The role of nutrition in ED
A combination of FCP and OCD has been explained by Olsson (1993) as a disturbance of endochondral ossification and as such expressions of the same disease. Osteochondrosis is seen more frequently in certain breeds and sub-populations and can be aggravated by high food intake and excessive calcium intake (17) as well as by oversupplementation of balanced food with vitamin D (Tryfonidou, 2002). In a study in Labradors it has been shown that OA in multiple joints (including hips, elbows and shoulders) was seen in overweight dogs and less frequently in slim littermates. The frequency and severity of the occurrence of osteochondrosis can thus be prevented by dietary management, including a food with a lowered calcium to energy ratio, a quantitative restriction of food intake, and without adding vitamin D to a balanced diet.
The role of neutraceuticals is yet under investigation.
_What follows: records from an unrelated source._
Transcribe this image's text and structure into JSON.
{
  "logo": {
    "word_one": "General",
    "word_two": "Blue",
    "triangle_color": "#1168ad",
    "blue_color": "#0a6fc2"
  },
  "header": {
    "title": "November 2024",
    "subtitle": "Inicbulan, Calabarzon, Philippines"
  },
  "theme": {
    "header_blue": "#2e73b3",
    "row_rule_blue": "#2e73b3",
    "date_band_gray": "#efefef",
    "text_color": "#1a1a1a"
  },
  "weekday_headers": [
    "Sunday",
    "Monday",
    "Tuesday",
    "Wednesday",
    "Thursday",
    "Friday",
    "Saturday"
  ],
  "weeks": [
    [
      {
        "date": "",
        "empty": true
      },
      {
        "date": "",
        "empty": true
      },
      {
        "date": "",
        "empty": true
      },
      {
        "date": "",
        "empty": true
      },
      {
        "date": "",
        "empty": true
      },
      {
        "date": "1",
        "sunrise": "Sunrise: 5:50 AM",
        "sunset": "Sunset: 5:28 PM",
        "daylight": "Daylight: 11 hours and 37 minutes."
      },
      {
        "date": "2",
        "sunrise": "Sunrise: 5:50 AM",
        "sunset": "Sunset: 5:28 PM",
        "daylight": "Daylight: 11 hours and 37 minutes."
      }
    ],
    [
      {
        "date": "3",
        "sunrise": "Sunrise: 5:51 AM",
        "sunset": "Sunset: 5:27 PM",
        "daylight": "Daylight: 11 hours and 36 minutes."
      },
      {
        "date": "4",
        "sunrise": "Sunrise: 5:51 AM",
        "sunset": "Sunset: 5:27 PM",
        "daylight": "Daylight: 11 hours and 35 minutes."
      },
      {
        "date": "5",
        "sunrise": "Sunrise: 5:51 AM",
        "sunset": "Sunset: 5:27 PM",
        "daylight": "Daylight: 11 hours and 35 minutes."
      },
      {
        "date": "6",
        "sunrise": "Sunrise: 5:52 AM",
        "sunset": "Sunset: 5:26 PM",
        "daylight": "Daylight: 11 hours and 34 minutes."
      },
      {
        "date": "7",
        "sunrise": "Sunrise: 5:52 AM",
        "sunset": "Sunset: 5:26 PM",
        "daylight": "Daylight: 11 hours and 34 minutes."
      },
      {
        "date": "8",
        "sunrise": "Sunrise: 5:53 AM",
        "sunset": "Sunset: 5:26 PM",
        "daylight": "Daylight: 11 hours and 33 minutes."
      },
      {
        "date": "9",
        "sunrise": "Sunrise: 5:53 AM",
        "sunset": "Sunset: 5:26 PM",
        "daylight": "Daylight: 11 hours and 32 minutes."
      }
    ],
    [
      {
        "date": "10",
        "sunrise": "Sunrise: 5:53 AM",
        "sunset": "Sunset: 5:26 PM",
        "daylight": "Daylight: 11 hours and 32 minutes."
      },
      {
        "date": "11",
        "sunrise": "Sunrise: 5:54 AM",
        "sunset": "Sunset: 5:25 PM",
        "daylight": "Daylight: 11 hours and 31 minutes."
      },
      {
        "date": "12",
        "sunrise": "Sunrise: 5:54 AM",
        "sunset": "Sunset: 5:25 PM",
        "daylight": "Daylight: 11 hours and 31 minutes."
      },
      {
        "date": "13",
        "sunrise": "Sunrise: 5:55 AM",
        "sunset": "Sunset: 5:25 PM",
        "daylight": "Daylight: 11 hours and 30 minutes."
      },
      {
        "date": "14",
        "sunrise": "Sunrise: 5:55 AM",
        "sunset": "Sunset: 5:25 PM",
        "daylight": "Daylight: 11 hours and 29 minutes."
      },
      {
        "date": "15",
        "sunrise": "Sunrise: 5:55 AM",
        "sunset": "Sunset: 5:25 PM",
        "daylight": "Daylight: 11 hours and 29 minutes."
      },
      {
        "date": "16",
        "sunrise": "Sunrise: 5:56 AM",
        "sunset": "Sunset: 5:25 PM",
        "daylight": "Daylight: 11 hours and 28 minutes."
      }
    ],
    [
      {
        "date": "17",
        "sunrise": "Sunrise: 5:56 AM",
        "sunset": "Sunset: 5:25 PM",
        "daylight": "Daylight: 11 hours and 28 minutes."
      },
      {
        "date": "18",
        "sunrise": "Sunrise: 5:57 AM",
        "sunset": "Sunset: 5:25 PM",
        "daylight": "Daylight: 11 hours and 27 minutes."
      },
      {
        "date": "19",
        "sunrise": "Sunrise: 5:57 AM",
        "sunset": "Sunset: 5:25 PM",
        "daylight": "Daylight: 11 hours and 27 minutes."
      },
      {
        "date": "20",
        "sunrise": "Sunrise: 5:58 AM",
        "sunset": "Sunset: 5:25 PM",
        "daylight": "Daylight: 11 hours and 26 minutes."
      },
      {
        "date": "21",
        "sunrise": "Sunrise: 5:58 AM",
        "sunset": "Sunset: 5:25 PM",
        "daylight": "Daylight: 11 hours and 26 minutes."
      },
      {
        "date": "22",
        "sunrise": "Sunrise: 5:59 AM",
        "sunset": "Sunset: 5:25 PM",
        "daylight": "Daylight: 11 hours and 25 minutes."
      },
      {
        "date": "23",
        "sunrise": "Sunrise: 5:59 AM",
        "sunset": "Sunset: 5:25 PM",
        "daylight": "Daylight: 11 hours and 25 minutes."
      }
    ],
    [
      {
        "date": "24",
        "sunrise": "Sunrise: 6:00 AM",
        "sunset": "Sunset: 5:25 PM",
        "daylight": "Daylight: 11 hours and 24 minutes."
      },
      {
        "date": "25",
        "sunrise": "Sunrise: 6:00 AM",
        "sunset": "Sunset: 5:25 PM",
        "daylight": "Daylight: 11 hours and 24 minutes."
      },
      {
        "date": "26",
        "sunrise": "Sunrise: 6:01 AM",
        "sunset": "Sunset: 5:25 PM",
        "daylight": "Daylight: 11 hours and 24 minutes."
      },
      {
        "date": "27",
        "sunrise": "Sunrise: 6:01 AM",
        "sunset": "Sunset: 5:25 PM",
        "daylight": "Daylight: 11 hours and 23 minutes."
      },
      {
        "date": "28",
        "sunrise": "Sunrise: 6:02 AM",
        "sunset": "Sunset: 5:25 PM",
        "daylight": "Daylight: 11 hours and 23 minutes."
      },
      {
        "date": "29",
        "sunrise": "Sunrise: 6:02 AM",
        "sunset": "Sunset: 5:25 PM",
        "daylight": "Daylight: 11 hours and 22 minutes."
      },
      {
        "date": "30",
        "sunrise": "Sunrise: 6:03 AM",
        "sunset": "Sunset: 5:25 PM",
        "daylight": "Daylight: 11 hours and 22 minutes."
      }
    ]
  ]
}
The supplementation with chondroitin sulphate, glucosamine glycans and other elements including manganese ascorbate may act as prophylactic protection against synovitis or to retard OA development when given at the right time, dosage and for duration. In a controlled study dogs treated with a mixture of chondroitin sulphate, glucosamine glycans and manganese ascorbate showed no significant response in terms of objectivated gait analysis after 60 days treatment (22). Omega 3 fatty acids may decrease the formation of leucotrins, mediators of joint inflammation, and thus optimize the healing process; an increased intake of omega 3 fatty acids at the expense of omega 6 fatty acids is therefore recommended, again for a sufficient long duration and at the right ratio (Hazrewinkel, 2000).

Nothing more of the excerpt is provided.